DL-Glyceraldehyde-3-phosphate solution (GAP): Made from DL-glyceraldehyde-3-phosphate diethylacetal, Ba salt from Sigma Chemical Co., St. Louis, Mo .: 1.5 g of salt was treated so that a Final volume of 10 ml was obtained.

a-Glycerophosphate dehydrogenase (a-GPDH) solution: 0.2 mg / ml in buffer solution (Boehringer-Mannheim).

Thyroxine (T-4 solution): 2.57 x 10-4 in KSA solution.

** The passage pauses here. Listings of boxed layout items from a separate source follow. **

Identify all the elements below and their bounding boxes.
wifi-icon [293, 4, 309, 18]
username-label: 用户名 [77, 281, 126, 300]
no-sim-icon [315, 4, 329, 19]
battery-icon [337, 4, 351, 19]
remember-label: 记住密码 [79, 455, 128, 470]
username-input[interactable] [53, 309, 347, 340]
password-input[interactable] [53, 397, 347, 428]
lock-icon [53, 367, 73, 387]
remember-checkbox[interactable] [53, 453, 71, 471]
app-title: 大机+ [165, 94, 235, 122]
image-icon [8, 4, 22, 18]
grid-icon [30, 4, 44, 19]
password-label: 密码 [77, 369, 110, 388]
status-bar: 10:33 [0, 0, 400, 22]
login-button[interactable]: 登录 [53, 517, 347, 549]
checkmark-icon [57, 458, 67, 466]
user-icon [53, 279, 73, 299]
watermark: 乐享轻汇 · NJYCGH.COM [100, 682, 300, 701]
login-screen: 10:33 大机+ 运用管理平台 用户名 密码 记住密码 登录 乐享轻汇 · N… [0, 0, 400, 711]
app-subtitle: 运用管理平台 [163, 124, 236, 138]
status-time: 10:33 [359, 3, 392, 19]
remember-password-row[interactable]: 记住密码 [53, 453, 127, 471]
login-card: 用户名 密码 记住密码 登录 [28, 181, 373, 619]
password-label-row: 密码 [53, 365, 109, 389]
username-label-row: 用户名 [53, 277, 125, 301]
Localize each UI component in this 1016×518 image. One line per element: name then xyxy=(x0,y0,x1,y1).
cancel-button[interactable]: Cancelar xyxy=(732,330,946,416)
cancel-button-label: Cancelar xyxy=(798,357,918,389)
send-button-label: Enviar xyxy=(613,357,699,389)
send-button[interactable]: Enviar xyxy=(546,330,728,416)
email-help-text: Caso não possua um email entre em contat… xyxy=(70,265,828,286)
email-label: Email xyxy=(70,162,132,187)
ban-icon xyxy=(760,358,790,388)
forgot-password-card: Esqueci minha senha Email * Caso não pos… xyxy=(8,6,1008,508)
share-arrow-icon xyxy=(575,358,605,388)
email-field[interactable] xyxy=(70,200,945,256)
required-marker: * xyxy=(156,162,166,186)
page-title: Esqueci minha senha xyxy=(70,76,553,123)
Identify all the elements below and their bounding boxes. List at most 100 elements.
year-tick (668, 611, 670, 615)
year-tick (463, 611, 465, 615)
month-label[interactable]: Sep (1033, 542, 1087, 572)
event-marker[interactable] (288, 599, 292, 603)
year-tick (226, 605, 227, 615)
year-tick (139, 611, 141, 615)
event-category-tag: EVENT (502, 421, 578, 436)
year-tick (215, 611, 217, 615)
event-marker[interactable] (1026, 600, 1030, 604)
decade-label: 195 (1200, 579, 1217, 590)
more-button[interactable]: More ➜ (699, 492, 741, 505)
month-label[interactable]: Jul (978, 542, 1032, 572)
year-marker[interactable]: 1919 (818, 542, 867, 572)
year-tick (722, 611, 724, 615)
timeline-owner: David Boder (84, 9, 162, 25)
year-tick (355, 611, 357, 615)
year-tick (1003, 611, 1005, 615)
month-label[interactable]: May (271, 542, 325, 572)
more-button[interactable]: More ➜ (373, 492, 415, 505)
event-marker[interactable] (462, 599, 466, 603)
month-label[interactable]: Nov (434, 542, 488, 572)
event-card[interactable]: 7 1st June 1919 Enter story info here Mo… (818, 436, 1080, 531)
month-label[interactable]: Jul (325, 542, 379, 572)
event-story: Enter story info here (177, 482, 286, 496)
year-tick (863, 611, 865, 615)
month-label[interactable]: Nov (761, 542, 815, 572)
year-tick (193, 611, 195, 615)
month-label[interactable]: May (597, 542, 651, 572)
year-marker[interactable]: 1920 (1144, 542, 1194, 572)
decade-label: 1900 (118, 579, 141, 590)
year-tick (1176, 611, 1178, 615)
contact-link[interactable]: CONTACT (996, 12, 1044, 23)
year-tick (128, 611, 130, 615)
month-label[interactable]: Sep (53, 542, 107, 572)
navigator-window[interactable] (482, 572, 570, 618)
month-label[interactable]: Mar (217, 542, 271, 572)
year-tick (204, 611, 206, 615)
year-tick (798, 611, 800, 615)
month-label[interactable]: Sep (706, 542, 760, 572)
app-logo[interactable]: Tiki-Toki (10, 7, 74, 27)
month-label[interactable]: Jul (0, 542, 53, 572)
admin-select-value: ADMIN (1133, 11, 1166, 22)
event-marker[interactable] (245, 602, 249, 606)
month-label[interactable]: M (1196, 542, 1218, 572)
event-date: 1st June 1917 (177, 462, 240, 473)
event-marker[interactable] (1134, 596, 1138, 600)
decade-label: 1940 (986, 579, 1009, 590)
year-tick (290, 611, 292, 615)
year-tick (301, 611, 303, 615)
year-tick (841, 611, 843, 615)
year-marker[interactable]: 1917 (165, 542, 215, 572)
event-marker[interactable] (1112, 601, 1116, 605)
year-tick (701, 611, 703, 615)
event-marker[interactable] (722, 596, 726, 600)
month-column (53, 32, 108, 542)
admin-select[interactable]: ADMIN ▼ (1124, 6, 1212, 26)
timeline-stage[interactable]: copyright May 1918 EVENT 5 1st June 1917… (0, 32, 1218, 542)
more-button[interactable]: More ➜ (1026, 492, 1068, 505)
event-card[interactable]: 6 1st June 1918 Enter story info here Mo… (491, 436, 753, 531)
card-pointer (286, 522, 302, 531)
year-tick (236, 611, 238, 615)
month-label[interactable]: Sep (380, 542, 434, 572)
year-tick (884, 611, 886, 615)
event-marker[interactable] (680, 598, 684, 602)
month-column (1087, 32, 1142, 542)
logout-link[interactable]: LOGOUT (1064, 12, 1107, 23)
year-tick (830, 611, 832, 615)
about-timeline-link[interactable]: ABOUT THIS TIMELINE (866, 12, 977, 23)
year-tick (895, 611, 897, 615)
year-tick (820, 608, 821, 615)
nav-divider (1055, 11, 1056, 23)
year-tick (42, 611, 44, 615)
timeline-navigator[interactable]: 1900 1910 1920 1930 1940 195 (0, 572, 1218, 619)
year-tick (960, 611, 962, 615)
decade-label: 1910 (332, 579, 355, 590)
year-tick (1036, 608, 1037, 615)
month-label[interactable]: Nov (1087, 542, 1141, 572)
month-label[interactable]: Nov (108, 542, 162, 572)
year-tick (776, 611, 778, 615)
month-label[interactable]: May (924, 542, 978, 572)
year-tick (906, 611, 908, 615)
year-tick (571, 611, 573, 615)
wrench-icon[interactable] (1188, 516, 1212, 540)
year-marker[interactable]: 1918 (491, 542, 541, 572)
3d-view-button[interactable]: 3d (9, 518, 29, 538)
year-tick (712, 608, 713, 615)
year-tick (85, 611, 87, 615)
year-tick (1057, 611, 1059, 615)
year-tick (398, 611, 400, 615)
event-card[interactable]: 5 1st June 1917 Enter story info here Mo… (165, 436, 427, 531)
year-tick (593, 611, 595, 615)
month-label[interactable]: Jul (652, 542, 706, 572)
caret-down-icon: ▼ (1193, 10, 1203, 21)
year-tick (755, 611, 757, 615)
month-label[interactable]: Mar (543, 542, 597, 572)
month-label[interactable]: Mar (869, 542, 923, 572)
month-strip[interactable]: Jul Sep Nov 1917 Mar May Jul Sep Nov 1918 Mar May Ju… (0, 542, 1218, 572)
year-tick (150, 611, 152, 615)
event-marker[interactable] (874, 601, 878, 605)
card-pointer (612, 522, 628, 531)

The analysis was carried out as follows:

A number of dilutions of the T-4 solution were made. First, 0.4 ml of the T-4 solution, 0.4 ml of the TIM-T-4 solution and 0.4 ml of the antibody solution were mixed together and placed in a water bath at 30 ° C. for 12 minutes. Then 200 μl of the NADH solution, 25 μl of the a-GPDH solution and 100 μl of the GAP solution were added to the solution. The analytical tube was covered with parafilm and an aliquot

5

10th

15

20th

25th

30th

35

40

45

50

55

60

65

632343

12

was then read in a thermal cuvette in a 300N Gilford and 30 ° C. The rest of the analytical solution was in

Spectrophotometer sucked in. The first reading was held in a bath at 30 ° C and read after 13 minutes,

after 30 seconds at a temperature of 30 ° C in the pre direction. The results are given in the table below, direction. The optical density was at 366nm

Table V

Sample No.

T-4 solution concentration

Decrease in optical density in 13 min

1

0

0.543

2nd

3.84xl0-6

0.550

3rd

7.68xl0-6

0.550

4th

l, 54xl0-5

0.490

5

6.14x10-5

0.448

6

l, 29xl0-4

0.422

7

5.14x 10-4

0.409

The results of the above table show that the enzyme substrates are incubated if necessary and then only very low concentrations and extremely small amounts are added to the T4, the T4 can be read by a spectrophotometric reading over a short time using a thyroxine method according to the method of the invention Period indicated or can be determined. The procedure is very definite. The system can be automated, making it simple and requiring only a few handling steps. By automatically mixing samples and reagents and combining the reagents in a buffered medium 25 readings can be made automatically.